Photographs by Corrado Serra.
“Delirious times demand delirious art. Irrationality was a subject of great interest among artists after World War II, and many created works designed to simulate or stimulate delirium. Such objects operate at the outer limits of reason, flirting with spatial, behavioral, linguistic, and formal irrationality. Featured in Delirious are sixty-three artists from Europe, South America, and the United States. All of them sacrifice order, stability, legibility, and intelligibility in favor of humor, absurdity, obsession, or disorientation.
In many respects, delirium was the defining experience of the decades between 1950 and 1980, which were characterized by social and political mayhem and by the advent of the counterculture movement.
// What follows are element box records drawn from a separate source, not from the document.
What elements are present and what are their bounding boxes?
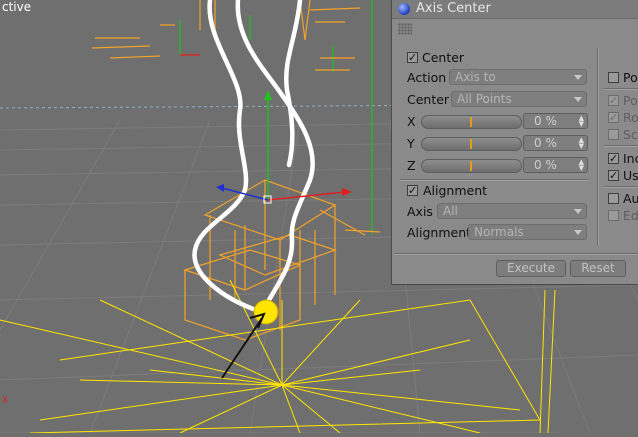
center-checkbox-label: Center (422, 50, 465, 65)
right-option-label-3: Ro (623, 110, 638, 125)
z-value: 0 % (534, 158, 557, 172)
axis-center-dialog: Axis Center ✓ Center Action Axis to Cent… (391, 0, 638, 285)
column-divider (597, 48, 599, 246)
svg-text:x: x (2, 394, 8, 405)
dialog-title: Axis Center (416, 1, 491, 16)
alignment-checkbox[interactable]: ✓ (407, 185, 418, 196)
x-label: X (407, 114, 416, 129)
right-option-checkbox-6[interactable]: ✓ (608, 170, 619, 181)
right-option-checkbox-3[interactable]: ✓ (608, 112, 619, 123)
grip-icon[interactable] (398, 23, 412, 35)
right-option-label-7: Au (623, 191, 638, 206)
selected-point (253, 299, 279, 325)
slider-knob[interactable] (470, 161, 472, 171)
right-option-checkbox-7[interactable] (608, 193, 619, 204)
spline-path (192, 0, 315, 315)
center-checkbox[interactable]: ✓ (407, 52, 418, 63)
z-label: Z (407, 158, 416, 173)
slider-knob[interactable] (470, 117, 472, 127)
alignment-mode-dropdown[interactable]: Normals (468, 224, 587, 240)
center-mode-label: Center (407, 92, 450, 107)
alignment-mode-label: Alignment (407, 225, 472, 240)
spinner-icon[interactable]: ▲ ▼ (579, 137, 584, 150)
divider (394, 253, 638, 255)
viewport-label: ctive (2, 0, 32, 14)
center-mode-value: All Points (457, 92, 512, 106)
divider (604, 88, 638, 90)
action-dropdown[interactable]: Axis to (449, 69, 587, 85)
right-option-checkbox-2[interactable]: ✓ (608, 95, 619, 106)
right-option-checkbox-1[interactable] (608, 72, 619, 83)
right-option-label-8: Ed (623, 208, 638, 223)
action-value: Axis to (455, 70, 496, 84)
x-value: 0 % (534, 114, 557, 128)
right-option-checkbox-8[interactable] (608, 210, 619, 221)
chevron-down-icon (574, 230, 582, 235)
selection-rays (0, 279, 556, 434)
right-option-label-6: Us (623, 168, 638, 183)
spinner-icon[interactable]: ▲ ▼ (579, 115, 584, 128)
axis-value: All (443, 204, 458, 218)
y-value: 0 % (534, 136, 557, 150)
cinema4d-logo-icon (398, 3, 410, 15)
center-mode-dropdown[interactable]: All Points (451, 91, 587, 107)
x-slider[interactable] (421, 115, 522, 129)
chevron-down-icon (574, 209, 582, 214)
right-option-label-1: Po (623, 70, 638, 85)
right-option-checkbox-4[interactable] (608, 129, 619, 140)
right-option-label-2: Po (623, 93, 638, 108)
right-option-label-5: Inc (623, 151, 638, 166)
alignment-mode-value: Normals (474, 225, 524, 239)
z-slider[interactable] (421, 159, 522, 173)
y-slider[interactable] (421, 137, 522, 151)
annotation-arrow (221, 312, 266, 379)
x-field[interactable]: 0 % ▲ ▼ (523, 113, 588, 129)
y-label: Y (407, 136, 415, 151)
chevron-down-icon (574, 97, 582, 102)
spinner-icon[interactable]: ▲ ▼ (579, 159, 584, 172)
axis-dropdown[interactable]: All (437, 203, 587, 219)
action-label: Action (407, 70, 447, 85)
divider (604, 186, 638, 188)
chevron-down-icon (574, 75, 582, 80)
execute-button[interactable]: Execute (496, 260, 566, 277)
reset-button[interactable]: Reset (570, 260, 626, 277)
alignment-checkbox-label: Alignment (423, 183, 488, 198)
right-option-checkbox-5[interactable]: ✓ (608, 153, 619, 164)
axis-label: Axis (407, 204, 433, 219)
y-field[interactable]: 0 % ▲ ▼ (523, 135, 588, 151)
divider (400, 179, 589, 181)
slider-knob[interactable] (470, 139, 472, 149)
divider (604, 145, 638, 147)
right-option-label-4: Sc (623, 127, 638, 142)
dialog-titlebar[interactable]: Axis Center (392, 0, 638, 19)
z-field[interactable]: 0 % ▲ ▼ (523, 157, 588, 173)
Yet these years also witnessed the spread of rationalist imperatives, as seen in the swell of urbanization, industrialization, and mass production around the globe. Some artists decried the epidemic of irrational state-sponsored violence, while others explored the hallucinatory effects of psychedelic drugs. Others still abhorred the rise of rationalism, with its cult of uniformity and efficiency, but embraced the expressive potential of science and technology.
Contradictions such as these are at the heart of Delirious, and they account for the great diversity of art on view. Some of the artists seen here, especially those in the sections Vertigo and Excess, strike a delicate balance, using rational means such as geometry, mathematics, and permutation to generate irrational ends, deranging logical structures like the grid or destabilizing space and perception. The artists in Excess also produce work that exaggerates society’s obsession with regularity. Their objects are a little too systematic, bordering on the compulsive. In Nonsense and Twisted, the art directly mirrors a society undone by chaos and injustice, giving form to extreme mental, emotional, and physical states. In these ways and more, the artists in Delirious all made incisive contributions to the cultural, political, and intellectual landscape of the mid- to late twentieth century.” — Introductory Wall Text
Delirious: Art at the Limits of Reason, 1950–1980 is curated by Kelly Baum, Cynthia Hazen Polsky and Leon Polsky, Curator of Contemporary Art in The Met’s Department of Modern and Contemporary Art.